In terms of further diversification, Lunga says there is a large market in the retail sector, as large retail conglomerates are looking to outsource more of their transportation work, and Maxillaria Logistics has started negotiating in that department.

Having worked in Zimbabwe and South Africa, Lunga says the key difference between the two in terms of the logistics industry is that, within the latter, the regulation is more in touch with the industry.

“One of the problems we found in Zimbabwe is that policy is not in touch with the actual operations on the ground. Now, we also see that there is huge initiative between the government and private industry to improve standards. You’ve got bodies, such as RTMS, which is actually a private organisation that stands between government policy and private operators and tries to get the balance to work,” explains Lunga.

“I feel that the influence of the Road Freight Association and these smaller private organisations representing the transporters has a much better voice in speaking to the government. Thus, I feel that, although there’s a lot of negativity, this is still a functional system. We have a voice. If enough of us stand up together and say that what has been decided by the government doesn’t work and is detrimental to business, they will take notice of what we’re talking about,” he adds.
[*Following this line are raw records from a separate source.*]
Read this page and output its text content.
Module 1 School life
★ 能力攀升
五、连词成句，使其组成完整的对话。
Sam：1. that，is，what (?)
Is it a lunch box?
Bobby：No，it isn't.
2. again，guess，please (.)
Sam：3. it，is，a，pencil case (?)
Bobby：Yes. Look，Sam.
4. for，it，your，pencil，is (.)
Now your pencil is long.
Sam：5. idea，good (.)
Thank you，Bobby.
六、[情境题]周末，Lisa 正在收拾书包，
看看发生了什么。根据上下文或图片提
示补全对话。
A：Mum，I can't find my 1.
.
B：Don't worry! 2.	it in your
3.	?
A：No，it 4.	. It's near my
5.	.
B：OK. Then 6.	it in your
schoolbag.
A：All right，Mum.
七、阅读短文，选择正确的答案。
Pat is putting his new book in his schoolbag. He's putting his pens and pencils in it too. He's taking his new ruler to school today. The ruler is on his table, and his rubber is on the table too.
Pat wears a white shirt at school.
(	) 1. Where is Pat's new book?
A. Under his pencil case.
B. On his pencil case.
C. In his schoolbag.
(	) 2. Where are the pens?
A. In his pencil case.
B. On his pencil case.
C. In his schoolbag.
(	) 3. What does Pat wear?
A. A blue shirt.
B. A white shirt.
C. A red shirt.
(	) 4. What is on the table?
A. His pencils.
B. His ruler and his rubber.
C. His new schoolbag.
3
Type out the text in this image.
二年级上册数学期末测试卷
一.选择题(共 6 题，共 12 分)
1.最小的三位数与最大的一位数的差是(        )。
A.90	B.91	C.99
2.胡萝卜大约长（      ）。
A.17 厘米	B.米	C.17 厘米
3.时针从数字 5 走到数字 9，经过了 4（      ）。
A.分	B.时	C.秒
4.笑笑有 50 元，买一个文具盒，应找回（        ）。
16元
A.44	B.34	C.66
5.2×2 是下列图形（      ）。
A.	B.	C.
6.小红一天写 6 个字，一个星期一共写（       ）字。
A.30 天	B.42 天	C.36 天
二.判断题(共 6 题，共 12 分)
Concerning business growth, Lunga says the company is very positive about the South African economy. “Having come from Zimbabwe, where we’ve seen major challenges to business, despite the best intentions of policy, I am always mindful to try and sell to my South African counterparts that the South African economy is very far from ruin. There are too many systems in place and the economy is too diverse for the entire economy to fall.

“Every economy goes through troubling times and while some of the issues are domestic, I think the majority is macro, especially considering the trade wars that are happening around the world. We are determined and very convinced that South Africa is the place for us to be for the next 10 to 20 years and we are investing actively in the growth here,” he says.

Regarding the role of technology, Lunga says that it has been a huge factor in business development and efficiency, as it allows better client integration. Maxillaria Logistics employs a number of innovative systems that assist the client’s utilisation of the services offered, productivity, the maximisation of asset utilisation, the cost control of fuel and the security of cargo.

Lunga views the size of Maxillaria Logistics as its competitive advantage, explaining that a smaller operation allows for more direct communication between clients and the decision-makers, allowing for a very personalised service.